At this stage of Wilhelm’s valiant struggles to stave off death, his wife would generally rouse herself and express her opinion on the matter, a bit impatiently, though not without a certain kindness: “Look, it’s not complicated. It’s the humidity, that’s all. Wait for the rain to come, then you’ll feel all better. You’re not going to die every time.”

Die: that was the operative word.

Wilhelm’s teeth began to chatter, his body to tremble; even the springs in their marriage bed started to quiver, and hefty Wilhelmine was rocked back and forth, just like a boat over choppy waves — as she noted to herself, with less bewilderment than irritation. She snatched at the small lamp on her nightstand, determined once and for all to snuff the life out of Wilhelm’s ridiculous fears. And indeed, as soon as the room was filled with the lamp’s soft half-light, Wilhelm left off with his chattering and trembling.

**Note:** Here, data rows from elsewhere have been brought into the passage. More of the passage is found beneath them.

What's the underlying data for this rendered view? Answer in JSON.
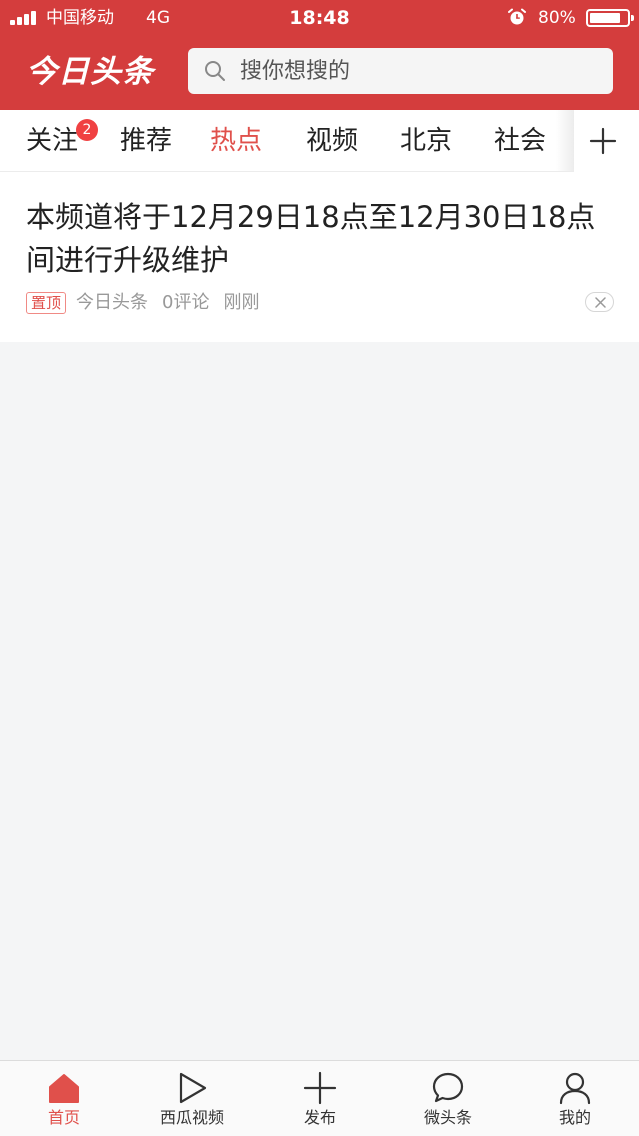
{
  "status_bar": {
    "carrier": "中国移动",
    "network": "4G",
    "time": "18:48",
    "battery_percent": "80%",
    "icons": [
      "signal-icon",
      "alarm-icon",
      "battery-icon"
    ]
  },
  "app_bar": {
    "logo": "今日头条",
    "search_placeholder": "搜你想搜的",
    "search_icon": "search-icon"
  },
  "tabs": [
    {
      "label": "关注",
      "badge": "2"
    },
    {
      "label": "推荐"
    },
    {
      "label": "热点",
      "active": true
    },
    {
      "label": "视频"
    },
    {
      "label": "北京"
    },
    {
      "label": "社会"
    }
  ],
  "add_tab_icon": "plus-icon",
  "feed": [
    {
      "title": "本频道将于12月29日18点至12月30日18点间进行升级维护",
      "tag": "置顶",
      "source": "今日头条",
      "comments": "0评论",
      "time": "刚刚",
      "dismiss_icon": "close-icon"
    }
  ],
  "bottom_nav": [
    {
      "label": "首页",
      "icon": "home-icon",
      "active": true
    },
    {
      "label": "西瓜视频",
      "icon": "play-icon"
    },
    {
      "label": "发布",
      "icon": "plus-icon"
    },
    {
      "label": "微头条",
      "icon": "chat-bubble-icon"
    },
    {
      "label": "我的",
      "icon": "user-icon"
    }
  ],
  "colors": {
    "brand_red": "#d43d3d",
    "active_tab": "#e0504b",
    "badge": "#f04142",
    "background": "#f4f5f6"
  }
}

Once, Wilhelmine had dared to take a boat trip with Wilhelm on the lake, and on that occasion she’d become ill, as she soon alerted him, shouting, “Wilhelm dear! I’m seasick! I can’t take this constant rocking back and forth! The boat, Wilhelm dear! The boat is tipping over! I can’t swim! This is just horrible! Are you trying to do me in? This rocking has got to stop! Right now! Turn back right now!” It seemed she had a strong aversion to back-and-forth rocking of any sort — and thus she felt great relief in these moments as well when the rocking of her bed came to an end.

And yet no sooner had he gotten used to their bedroom, and grown calm again in the veil of half-light, than Wilhelm began to worry about the shadows cast by the dresser, the mirrored vanity, and the rubber plant, which filled the room with their ghostly apparitions.

Then Wilhelm’s chattering and trembling started up even more insistently than before.

WILHELM, THE SMILER, DISCOVERS TO HIS RELIEF THAT HE IS AN AVERAGE CITIZEN

But he knew what was and was not proper behavior in public, and so the brave Wilhelm who struggled valiantly against death in the nighttime remained a secret known only to his Wilmerl, while in Ward 66 there now stood a shell of a man wiping dollops of sweat from his forehead with a large white handkerchief before pushing it laboriously back into his pocket, then taking it back out immediately to extravagantly blow his nose. Once this nose-blowing procedure had been brought to an end, he turned his attention to his head of gray hairs, which he used his newly freed hand to smooth over, at which point there arose the possibility of tugging at his ear, at his nose, and then at his ear once more.